MAS has stated support for the City of Yes as it will open the door for more contextual housing to be built citywide, including in less dense well-resourced neighborhoods near transportation. City of Yes is also an opportunity for us to modernize and streamline our zoning text in a way that addresses long-standing inequities in our built environment.

That said, with all large system overhauls, the details require a close look. The City should ensure its zoning text and related programs are coordinated with the State legislation to maximize affordability in exchange for more density. Additionally, all these programs, including 485-x, MIH, and Universal Affordability Preference (UAP), must be carefully reviewed and audited over the course of the next ten years to ensure they achieve the stated goals of affordability and housing supply. Data on these initiatives will help us decide where changes must be made.

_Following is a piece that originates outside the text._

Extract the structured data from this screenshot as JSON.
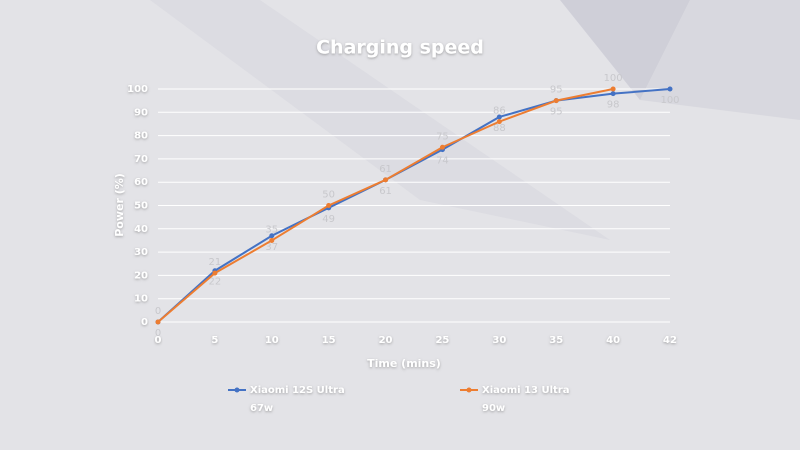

Finally, beyond this toolbox of zoning changes and developer incentives, our legislators need to continue to pursue other means of achieving housing affordability such as an expansion of the Historic Tax Credits in New York City, and support for social housing and community land trusts.

Key Things to Know about the FAR Cap and Tax Incentive Changes

Lifting of the 12 FAR Cap

  • The State budget amends the Multiple Dwelling Law to remove the 12 FAR cap for residential districts, giving the City of New York control over setting FAR limits.
  • This does not automatically allow new buildings to exceed 12 FAR. Sites must be rezoned and go through the ULURP process.
  • The City of Yes for Housing Opportunity zoning text amendment proposes two new residential districts, R11 and R12, which come with a maximum FAR of 15 and 18, respectively.
  • Any residential project that exceeds FAR 12 must have at least as much affordable housing as is required under the Mandatory Inclusionary Housing program.
  • Residential developments in designated historic districts or those that share a lot with a building containing joint living-work quarters for artists are not allowed to exceed 12 FAR.
  • If a developer wants to demolish a residential building to take advantage of the higher FAR, tenants must be offered buyouts worth up to six months of rent, or a new lease in a comparable unit.

421-a Extension

  • For projects where foundation footings were in the ground before June 15, 2022, the deadline was extended from 2026 to 2031 for developers to receive 421-a tax benefits that comply with applicable affordability options.

485-x: The 421-a Replacement

  • 485-x will be added to the private property exemptions under the New York Real Property Tax Law. It expires on June 15, 2034.
  • 485-x creates a tiered system of incentives to foster affordable housing development with affordability requirements and benefits tied to the size and type of project.
  • Affordability Levels: To be eligible for 485-x benefits, projects will be required to set aside either 20% of units in smaller buildings (more than six, but less than 100 units) and 25% in larger buildings (more than 100 units) at incomes that are no more than 80% of the Area Median Income (AMI).
  • For projects with more than 150 units south of 96th Street in Manhattan, on the Brooklyn and Queens waterfront (Williamsburg, Greenpoint, and Long Island City), and Dumbo, Brooklyn Heights, Astoria, and Queensbridge) 25% of the units must be set aside at an AMI average of 60%.
  • The highest-income option (30% of units set aside for households earning 130 % AMI) was removed from the deal.
  • The length of the tax exemption period increased from 35 to 40 years.
  • Income-restricted units must remain permanently affordable.

Office to Residential Conversion Tax Incentive

  • A tax incentive was included in the budget for commercial to residential conversions in NYC.
  • 25% of new units must be affordable at 80% AMI, including 5% of the units a 40% AMI.
  • Length of benefit ranges 25-35 years.
  • Exemption starts at 90% off tax bill in areas of Manhattan south of 96th Street and 65% outside of Manhattan.